Education board candidates spent more on the 2014 election than they did in the previous two elections combined.
The seven Santa Monica-Malibu Board of Education candidates spent a combined $257,705, according to campaign disclosure statements, with another $37,554 coming from outside groups.
Craig Foster, a Malibu resident who ultimately won election, spent $91,712 — more than any candidate has spent in the years that campaign finance statements are readily available.
Former Boardmember Nimish Patel, who did not seek reelection last year, was the board’s previous big spender. He dropped $74,582 and pulled off a surprise victory in 2010.
Richard Tahvildaran-Jesswein — who, like Foster, was a challenger and won election — placed second in the cash race last year with $59,220.
Lieberman, who won reelection, was a close third. Both Oscar de la Torre, who won reelection, and Ralph Mechur, who did not but was subsequently appointed to fill newly-elected State Senator Ben Allen’s seat, raised about $24,000.

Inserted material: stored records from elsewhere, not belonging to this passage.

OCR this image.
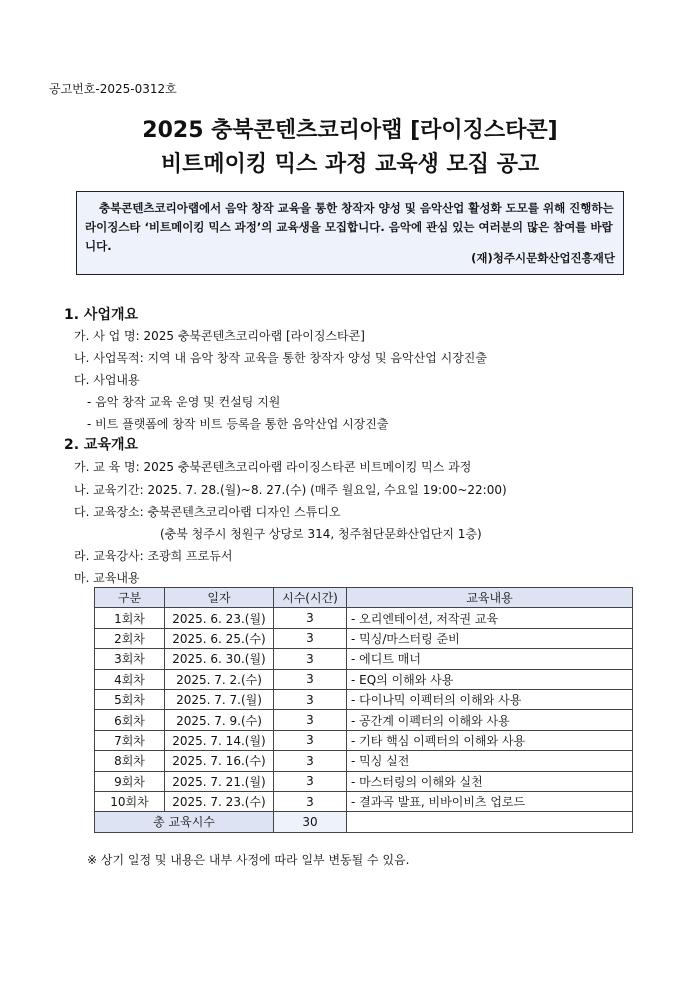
공고번호-2025-0312호
2025 충북콘텐츠코리아랩 [라이징스타콘]
비트메이킹 믹스 과정 교육생 모집 공고

충북콘텐츠코리아랩에서 음악 창작 교육을 통한 창작자 양성 및 음악산업 활성화 도모를 위해 진행하는 라이징스타 ‘비트메이킹 믹스 과정’의 교육생을 모집합니다. 음악에 관심 있는 여러분의 많은 참여를 바랍니다.

(재)청주시문화산업진흥재단
1. 사업개요
가. 사 업 명: 2025 충북콘텐츠코리아랩 [라이징스타콘]
나. 사업목적: 지역 내 음악 창작 교육을 통한 창작자 양성 및 음악산업 시장진출
다. 사업내용
- 음악 창작 교육 운영 및 컨설팅 지원
- 비트 플랫폼에 창작 비트 등록을 통한 음악산업 시장진출
2. 교육개요
가. 교 육 명: 2025 충북콘텐츠코리아랩 라이징스타콘 비트메이킹 믹스 과정
나. 교육기간: 2025. 7. 28.(월)~8. 27.(수) (매주 월요일, 수요일 19:00~22:00)
다. 교육장소: 충북콘텐츠코리아랩 디자인 스튜디오
(충북 청주시 청원구 상당로 314, 청주첨단문화산업단지 1층)
라. 교육강사: 조광희 프로듀서
마. 교육내용
구분	일자	시수(시간)	교육내용
1회차	2025. 6. 23.(월)	3	- 오리엔테이션, 저작권 교육
2회차	2025. 6. 25.(수)	3	- 믹싱/마스터링 준비
3회차	2025. 6. 30.(월)	3	- 에디트 매너
4회차	2025. 7. 2.(수)	3	- EQ의 이해와 사용
5회차	2025. 7. 7.(월)	3	- 다이나믹 이펙터의 이해와 사용
6회차	2025. 7. 9.(수)	3	- 공간계 이펙터의 이해와 사용
7회차	2025. 7. 14.(월)	3	- 기타 핵심 이펙터의 이해와 사용
8회차	2025. 7. 16.(수)	3	- 믹싱 실전
9회차	2025. 7. 21.(월)	3	- 마스터링의 이해와 실천
10회차	2025. 7. 23.(수)	3	- 결과곡 발표, 비바이비츠 업로드
총 교육시수		30	
※ 상기 일정 및 내용은 내부 사정에 따라 일부 변동될 수 있음.
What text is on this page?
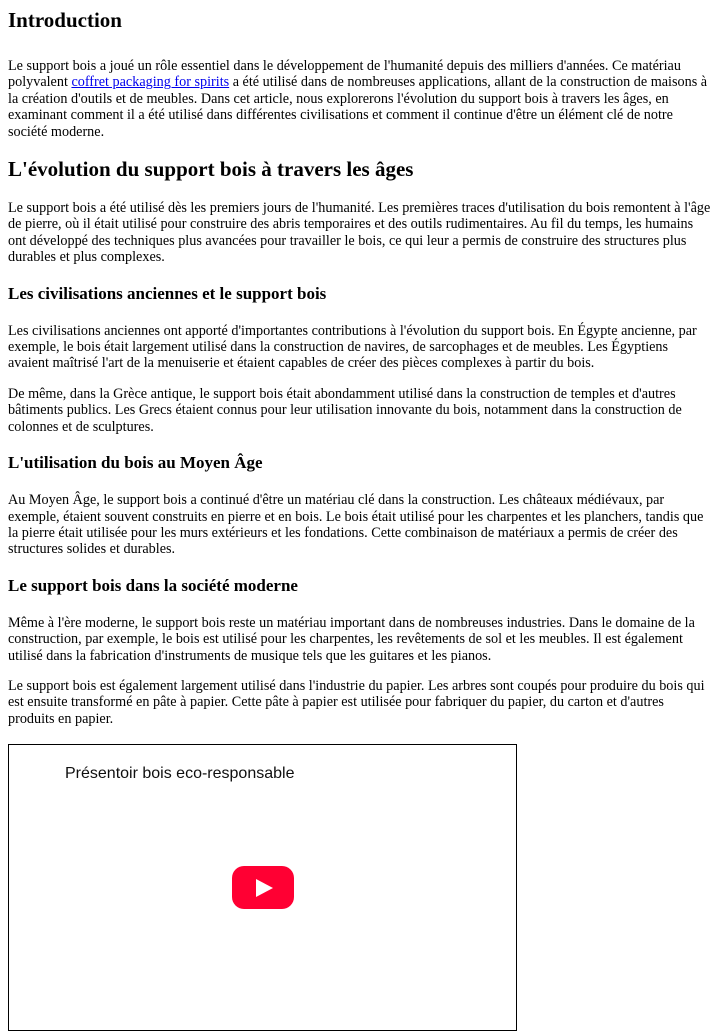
Introduction

Le support bois a joué un rôle essentiel dans le développement de l'humanité depuis des milliers d'années. Ce matériau polyvalent coffret packaging for spirits a été utilisé dans de nombreuses applications, allant de la construction de maisons à la création d'outils et de meubles. Dans cet article, nous explorerons l'évolution du support bois à travers les âges, en examinant comment il a été utilisé dans différentes civilisations et comment il continue d'être un élément clé de notre société moderne.

L'évolution du support bois à travers les âges

Le support bois a été utilisé dès les premiers jours de l'humanité. Les premières traces d'utilisation du bois remontent à l'âge de pierre, où il était utilisé pour construire des abris temporaires et des outils rudimentaires. Au fil du temps, les humains ont développé des techniques plus avancées pour travailler le bois, ce qui leur a permis de construire des structures plus durables et plus complexes.

Les civilisations anciennes et le support bois

Les civilisations anciennes ont apporté d'importantes contributions à l'évolution du support bois. En Égypte ancienne, par exemple, le bois était largement utilisé dans la construction de navires, de sarcophages et de meubles. Les Égyptiens avaient maîtrisé l'art de la menuiserie et étaient capables de créer des pièces complexes à partir du bois.

De même, dans la Grèce antique, le support bois était abondamment utilisé dans la construction de temples et d'autres bâtiments publics. Les Grecs étaient connus pour leur utilisation innovante du bois, notamment dans la construction de colonnes et de sculptures.

L'utilisation du bois au Moyen Âge

Au Moyen Âge, le support bois a continué d'être un matériau clé dans la construction. Les châteaux médiévaux, par exemple, étaient souvent construits en pierre et en bois. Le bois était utilisé pour les charpentes et les planchers, tandis que la pierre était utilisée pour les murs extérieurs et les fondations. Cette combinaison de matériaux a permis de créer des structures solides et durables.

Le support bois dans la société moderne

Même à l'ère moderne, le support bois reste un matériau important dans de nombreuses industries. Dans le domaine de la construction, par exemple, le bois est utilisé pour les charpentes, les revêtements de sol et les meubles. Il est également utilisé dans la fabrication d'instruments de musique tels que les guitares et les pianos.

Le support bois est également largement utilisé dans l'industrie du papier. Les arbres sont coupés pour produire du bois qui est ensuite transformé en pâte à papier. Cette pâte à papier est utilisée pour fabriquer du papier, du carton et d'autres produits en papier.

Présentoir bois eco-responsable
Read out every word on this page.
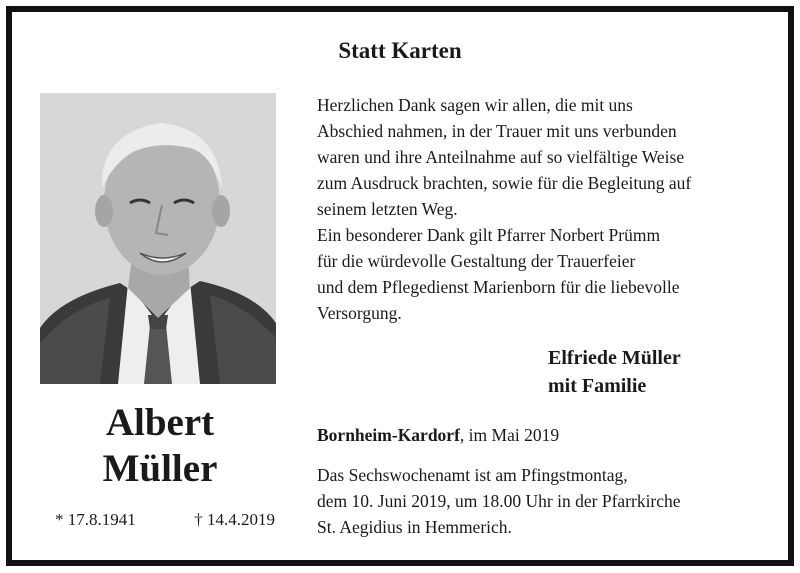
Statt Karten
Albert
Müller
* 17.8.1941	† 14.4.2019

Herzlichen Dank sagen wir allen, die mit uns
Abschied nahmen, in der Trauer mit uns verbunden
waren und ihre Anteilnahme auf so vielfältige Weise
zum Ausdruck brachten, sowie für die Begleitung auf
seinem letzten Weg.

Ein besonderer Dank gilt Pfarrer Norbert Prümm
für die würdevolle Gestaltung der Trauerfeier
und dem Pflegedienst Marienborn für die liebevolle
Versorgung.

Elfriede Müller
mit Familie
Bornheim-Kardorf, im Mai 2019

Das Sechswochenamt ist am Pfingstmontag,
dem 10. Juni 2019, um 18.00 Uhr in der Pfarrkirche
St. Aegidius in Hemmerich.
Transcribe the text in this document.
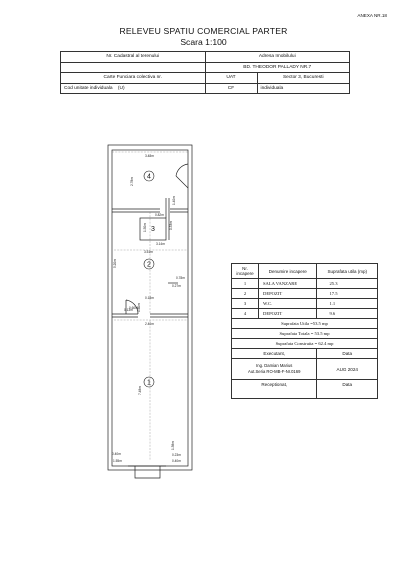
ANEXA NR.18
RELEVEU SPATIU COMERCIAL PARTER
Scara 1:100
Nr. Cadastral al terenului	Adresa Imobilului	
	BD. THEODOR PALLADY NR.7	
Carte Funciara colectiva nr.	UAT	Sector 3, Bucuresti
Cod unitate individuala (U)	CF	individuala
4
3
2
1
3.48m
2.78m
0.82m
1.50m
1.40m
3.14m
0.33m
3.51m
0.78m
0.27m
5.20m
0.18m
0.60m 0.60m
2.40m
7.48m
1.38m
0.13m
0.40m
1.55m
0.23m
0.40m
Nr. incapere	Denumire incapere	Suprafata utila (mp)
1	SALA VANZARE	25.3
2	DEPOZIT	17.5
3	W.C.	1.1
4	DEPOZIT	9.6
Suprafata Utila =53.5 mp		
Suprafata Totala = 53.5 mp		
Suprafata Construita = 62.4 mp		
Executant,		Data

Ing. Damian Marius
Aut.Seria RO-MB-F-Nr.0169		AUG 2024
Receptionat,		Data
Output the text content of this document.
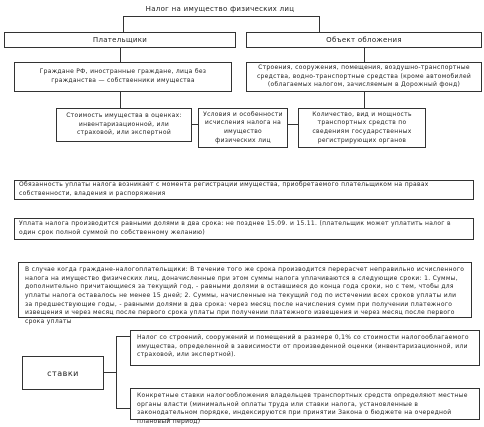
Налог на имущество физических лиц
Плательщики	Объект обложения
Граждане РФ, иностранные граждане, лица без гражданства — собственники имущества
Строения, сооружения, помещения, воздушно-транспортные средства, водно-транспортные средства (кроме автомобилей (облагаемых налогом, зачисляемым в Дорожный фонд)
Стоимость имущества в оценках: инвентаризационной, или страховой, или экспертной
Условия и особенности исчисления налога на имущество физических лиц
Количество, вид и мощность транспортных средств по сведениям государственных регистрирующих органов
Обязанность уплаты налога возникает с момента регистрации имущества, приобретаемого плательщиком на правах собственности, владения и распоряжения
Уплата налога производится равными долями в два срока: не позднее 15.09. и 15.11. (плательщик может уплатить налог в один срок полной суммой по собственному желанию)
В случае когда граждане-налогоплательщики: В течение того же срока производится перерасчет неправильно исчисленного налога на имущество физических лиц, доначисленные при этом суммы налога уплачиваются в следующие сроки: 1. Суммы, дополнительно причитающиеся за текущий год, - равными долями в оставшиеся до конца года сроки, но с тем, чтобы для уплаты налога оставалось не менее 15 дней; 2. Суммы, начисленные на текущий год по истечении всех сроков уплаты или за предшествующие годы, - равными долями в два срока: через месяц после начисления сумм при получении платежного извещения и через месяц после первого срока уплаты при получении платежного извещения и через месяц после первого срока уплаты
ставки
Налог со строений, сооружений и помещений в размере 0,1% со стоимости налогооблагаемого имущества, определенной в зависимости от произведенной оценки (инвентаризационной, или страховой, или экспертной).
Конкретные ставки налогообложения владельцев транспортных средств определяют местные органы власти (минимальной оплаты труда или ставки налога, установленные в законодательном порядке, индексируются при принятии Закона о бюджете на очередной плановый период)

Santa Monicans for Renters’ Rights (SMRR), the city’s largest political party, and Committee for Excellent Public Schools (CEPS), the two groups that consistently spend on the school board race, dropped more than they have in years passed.
SMRR has upped its school board spending slightly in each of the last four elections, always doling out money evenly among its three or four endorsed candidates (this year de la Torre, Tahvildaran-Jesswein, Lieberman, and Mechur).
Political action committees were more prolific in the 2012 election, when four groups combined for close to $90,000.
In 2010, SMRR was the only committee to spend on the Ed Board race but candidates raised $180,000 on their own.
Lieberman was the second biggest spender that year, behind Patel, using $52,473 to win election. Chris Bley spent $25,259 that election and $33,741 the election prior but fell short in the polls.
Unlike City Council candidates, who are confined to receiving $325 from each donor, Ed Board candidates have more leeway.
Foster, for instance, got several $5,000 contributions in the last election and one $25,000 contribution from a Robert Hayman of Malibu.
More than a million dollars was spent on the City Council race this past year, with candidates bringing in more than $640,000 and outside groups spending at least $378,000. The council race was also the most expensive in recent years.
All told, more than $530,000 has been spent on education board races in the last four elections. Council elections have resulted in $2.3 million in spending during that same time frame.
Despite the high spending, voter turnout was substantially lower than in previous years.